Com novas eleições, o Unidas Podemos voltou a oferecer o seu apoio a Pedro Sánchez, mas agora com um preço mais pesado: queria ministérios. Além da vice-presidência de Governo, chegaram a exigir pastas como o Trabalho (que seria também da Segurança e Social e Luta Contra a Precariedade), Transição Energética, Meio Ambiente e Direitos dos Animais, Justiça Fiscal e Luta Contra a Fraude, o da Ciência, Inovação, Universidades e por fim o Ministério da Economia Digital.

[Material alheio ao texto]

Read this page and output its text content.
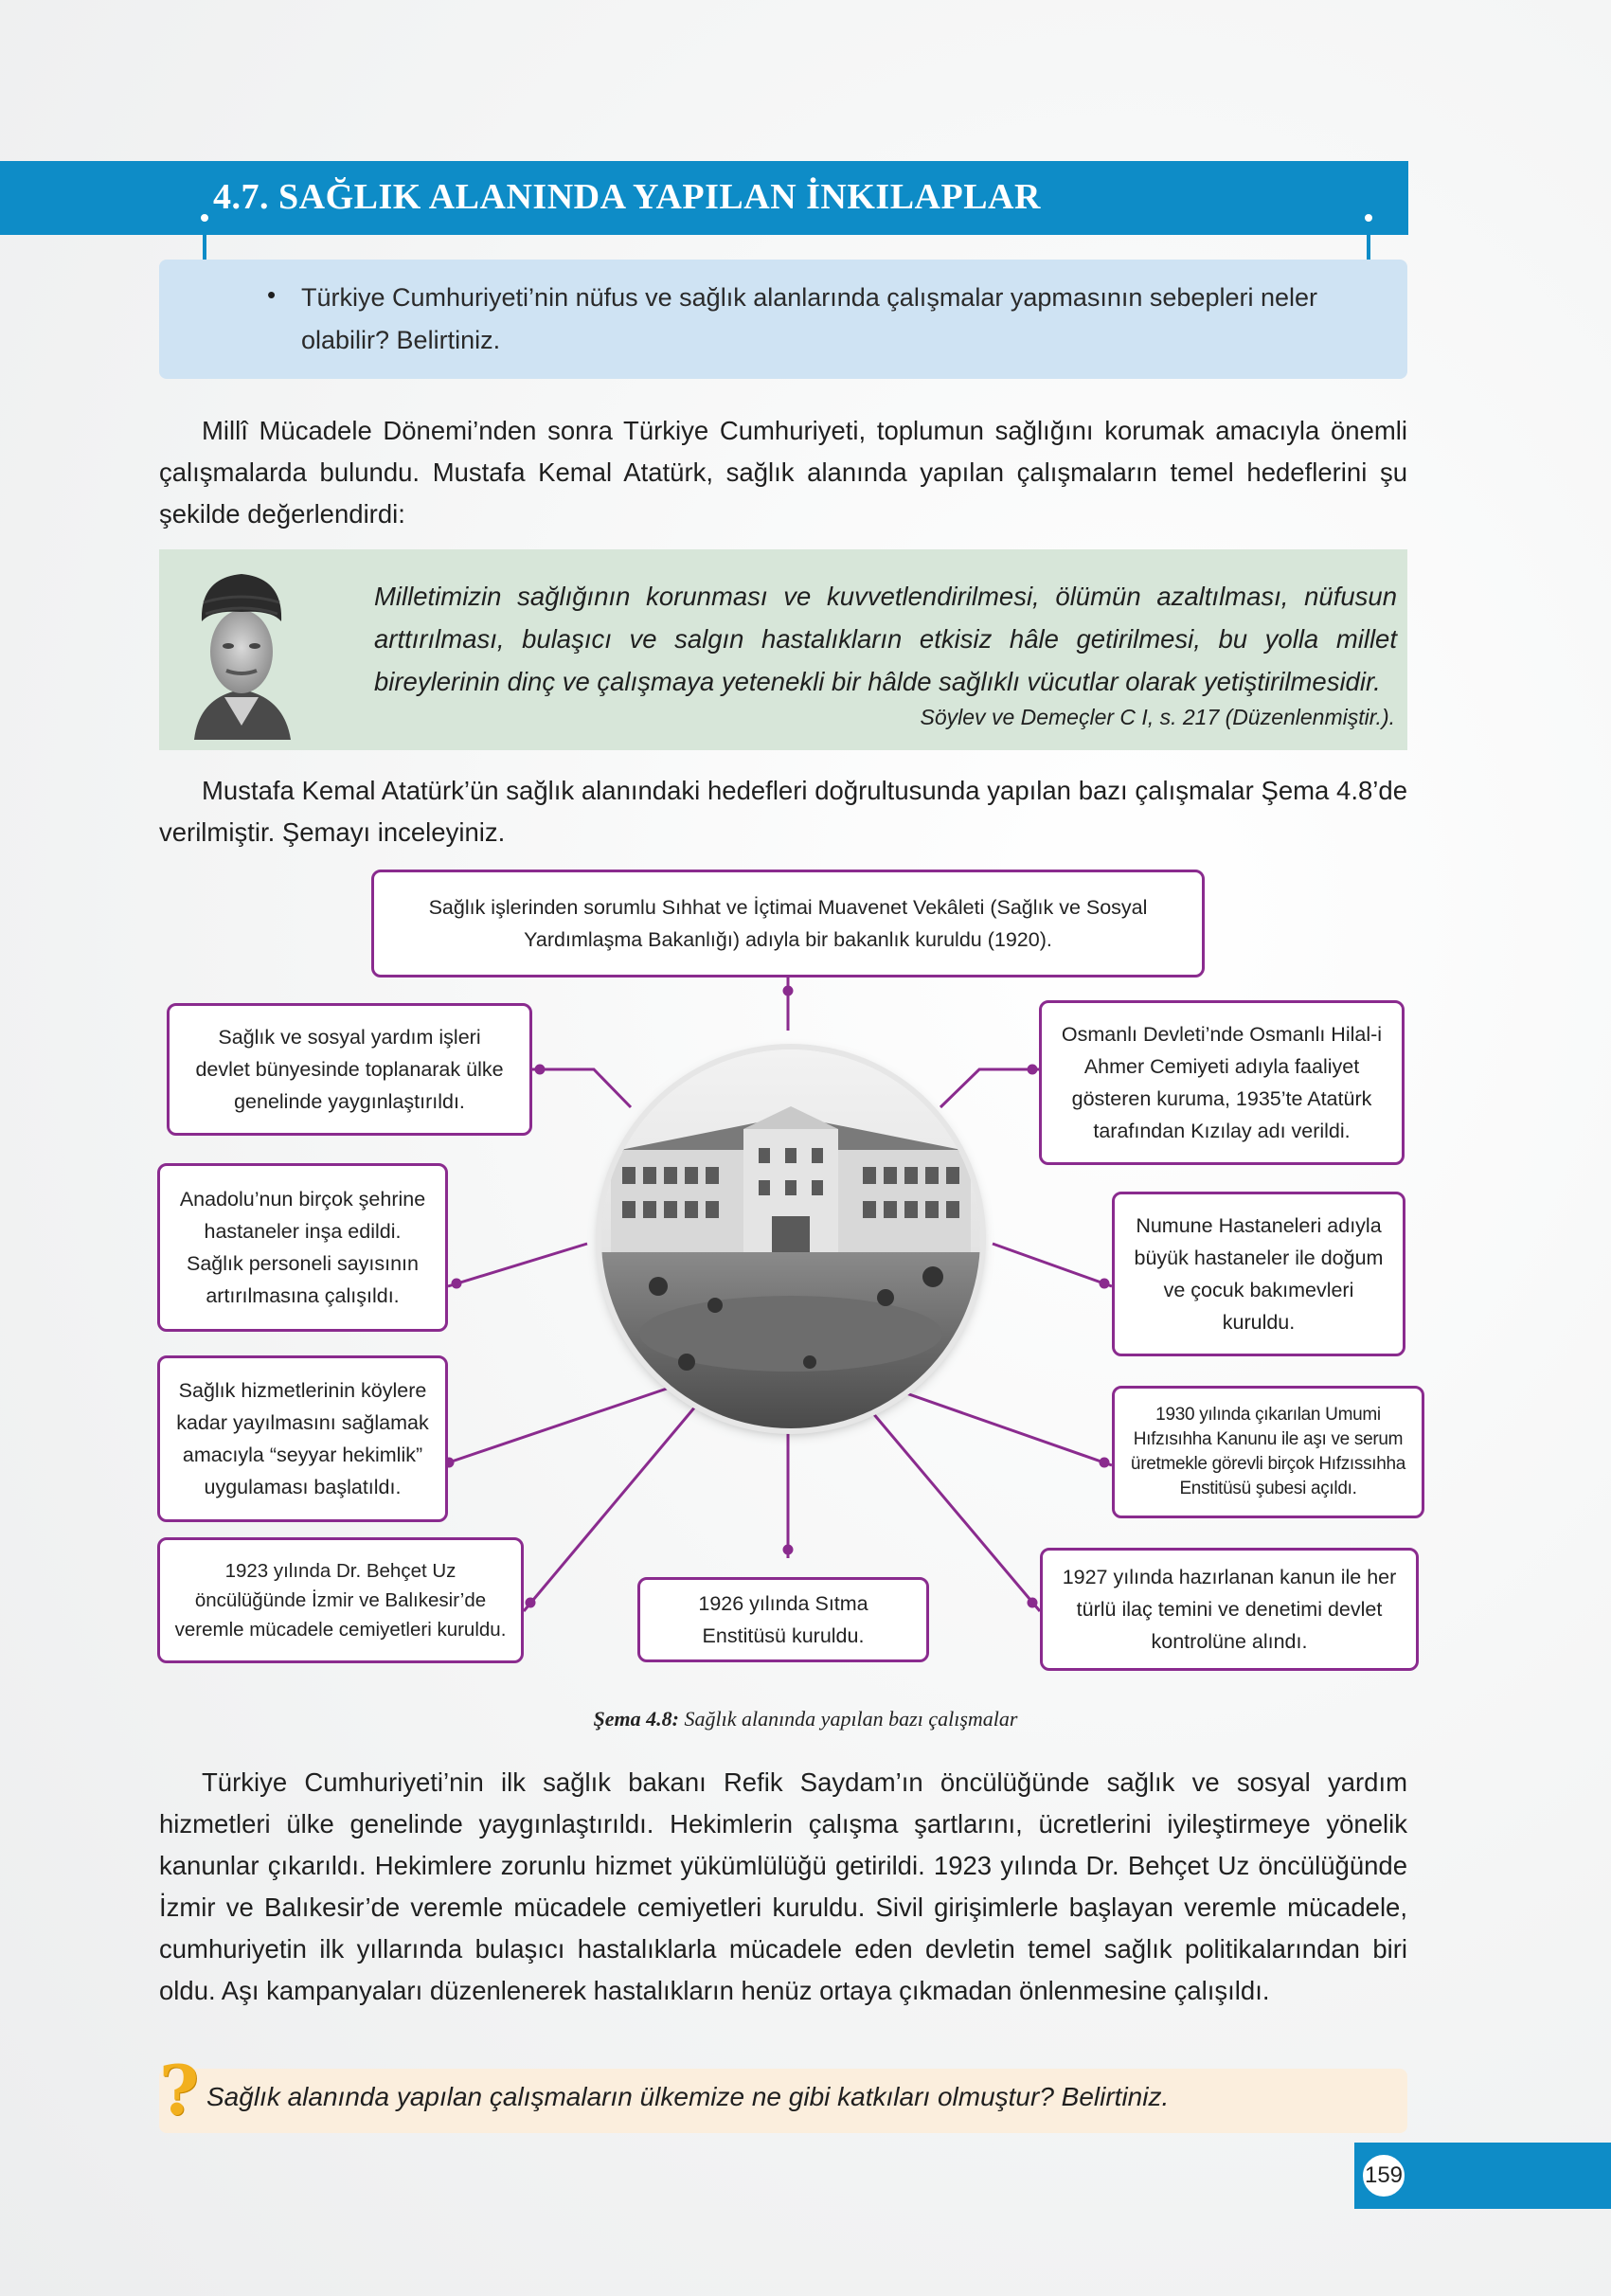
4.7. SAĞLIK ALANINDA YAPILAN İNKILAPLAR
• Türkiye Cumhuriyeti’nin nüfus ve sağlık alanlarında çalışmalar yapmasının sebepleri neler olabilir? Belirtiniz.
Millî Mücadele Dönemi’nden sonra Türkiye Cumhuriyeti, toplumun sağlığını korumak amacıyla önemli çalışmalarda bulundu. Mustafa Kemal Atatürk, sağlık alanında yapılan çalışmaların temel hedeflerini şu şekilde değerlendirdi:
Milletimizin sağlığının korunması ve kuvvetlendirilmesi, ölümün azaltılması, nüfusun arttırılması, bulaşıcı ve salgın hastalıkların etkisiz hâle getirilmesi, bu yolla millet bireylerinin dinç ve çalışmaya yetenekli bir hâlde sağlıklı vücutlar olarak yetiştirilmesidir.
Söylev ve Demeçler C I, s. 217 (Düzenlenmiştir.).
Mustafa Kemal Atatürk’ün sağlık alanındaki hedefleri doğrultusunda yapılan bazı çalışmalar Şema 4.8’de verilmiştir. Şemayı inceleyiniz.
Sağlık işlerinden sorumlu Sıhhat ve İçtimai Muavenet Vekâleti (Sağlık ve Sosyal Yardımlaşma Bakanlığı) adıyla bir bakanlık kuruldu (1920).
Sağlık ve sosyal yardım işleri devlet bünyesinde toplanarak ülke genelinde yaygınlaştırıldı.
Osmanlı Devleti’nde Osmanlı Hilal-i Ahmer Cemiyeti adıyla faaliyet gösteren kuruma, 1935’te Atatürk tarafından Kızılay adı verildi.
Anadolu’nun birçok şehrine hastaneler inşa edildi. Sağlık personeli sayısının artırılmasına çalışıldı.
Numune Hastaneleri adıyla büyük hastaneler ile doğum ve çocuk bakımevleri kuruldu.
Sağlık hizmetlerinin köylere kadar yayılmasını sağlamak amacıyla “seyyar hekimlik” uygulaması başlatıldı.
1930 yılında çıkarılan Umumi Hıfzısıhha Kanunu ile aşı ve serum üretmekle görevli birçok Hıfzıssıhha Enstitüsü şubesi açıldı.
1923 yılında Dr. Behçet Uz öncülüğünde İzmir ve Balıkesir’de veremle mücadele cemiyetleri kuruldu.
1926 yılında Sıtma Enstitüsü kuruldu.
1927 yılında hazırlanan kanun ile her türlü ilaç temini ve denetimi devlet kontrolüne alındı.
Şema 4.8: Sağlık alanında yapılan bazı çalışmalar
Türkiye Cumhuriyeti’nin ilk sağlık bakanı Refik Saydam’ın öncülüğünde sağlık ve sosyal yardım hizmetleri ülke genelinde yaygınlaştırıldı. Hekimlerin çalışma şartlarını, ücretlerini iyileştirmeye yönelik kanunlar çıkarıldı. Hekimlere zorunlu hizmet yükümlülüğü getirildi. 1923 yılında Dr. Behçet Uz öncülüğünde İzmir ve Balıkesir’de veremle mücadele cemiyetleri kuruldu. Sivil girişimlerle başlayan veremle mücadele, cumhuriyetin ilk yıllarında bulaşıcı hastalıklarla mücadele eden devletin temel sağlık politikalarından biri oldu. Aşı kampanyaları düzenlenerek hastalıkların henüz ortaya çıkmadan önlenmesine çalışıldı.
? Sağlık alanında yapılan çalışmaların ülkemize ne gibi katkıları olmuştur? Belirtiniz.
159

Esta lista é conhecida apenas porque o PSOE a colocou na imprensa, numa altura em que as negociações entre os dois partidos azedavam. Acabaram ambos em trocas de galhardetes em público, abrindo-se um fosso potencialmente intransponível entre as duas forças. Ao contrário do Ciudadanos e de Albert Rivera, o Podemos e Pablo Iglesias já não têm pretensões de liderar um governo — mas a ambição de querer fazer muito com o pouco que têm não soou bem nos corredores do PSOE, que sempre disse que não queria “ter dois governos num só”. E, assim, o Podemos ficou sem nenhum governo na mão — e depois foi pelos ares.
Acima de todos, o líder
Falar em Ciudadanos é falar em Albert Rivera, da mesma forma que Podemos é praticamente sinónimo de Pablo Iglesias. Além de fundadores dos seus partidos, são também os únicos que, nas suas curtas histórias, desempenharam até agora o cargo de líder. E, mais relevante ainda, foi à volta deles que os partidos se organizaram e não o contrário.
“Ambos montaram mecanismos piramidais em que o centro de decisão passou a ser a cabeça do líder do partido”, aponta o politólogo Jorge Galindos.
O Podemos de Pablo Iglesias perdeu María e Jorge — e pode perder quase tudo nas eleições
Um dos casos mais evidentes da centralização do Podemos surgiu pela altura do segundo congresso do partido, em fevereiro de 2017. Ali, a moção defendida por Pablo Iglesias venceu com 89% dos votos, arrumando assim a um canto as vozes críticas que, lideradas pelo também co-fundador Iñigo Errejón (atualmente líder do movimento Más País), pediam um caminho menos radical e ligado ao Partido Comunista de Espanha (uma parte importante da Esquerda Unida, que se coliga com o Podemos desde 2016) e mais aberto a pactos. Essa foi, ironicamente, a postura adotada por Pablo Iglesias mais à frente — mas apenas porque foi essa a sua decisão. “Pablo Iglesias e o seu círculo preferiram ganhar o partido em vez de tentar ganhar o país”, disse, em abril, o também co-fundador e ex-miltante do Podemos Jorge Lago, numa entrevista ao Observador.
Já no Ciudadanos, o verão de 2019 marcou a pior temporada da liderança de Albert Rivera, que enfrentou saídas de peso da direção do partido. A causa da revolta foi a guinada para a direita do Ciudadanos, cujo maior exemplo foram os pactos regionais e municipais em que o Vox foi incluído. Aos que saíram, Albert Rivera respondeu à altura: “Se há quem pense que o sanchismo tem de ser deixado à solta, então que faça um novo partido político”. A resposta de um dos principais dissidentes, Toni Roldán, não demorou a surgir: “Não é preciso criar um partido, basta apenas que nos sentemos, exijamos reformas, regeneração e que não haja pactos com nacionalistas”.
“É a mesma lógica do tudo ou nada, não só fora do partido, mas também dentro dele”, sublinha Jorge Galindos. “As vias minoritárias no partido não têm maneira de usar as suas vozes e a facção vencedora nunca sentiu necessidade de falar com a vencida.”
No final de contas, tanto o Podemos como o Ciudadanos podem estar agora à beira de terem os seus piores resultados desde 2015. É, pelo menos, uma realidade que está bem mais perto de ser capa de jornais sérios do que manchete em media satíricos.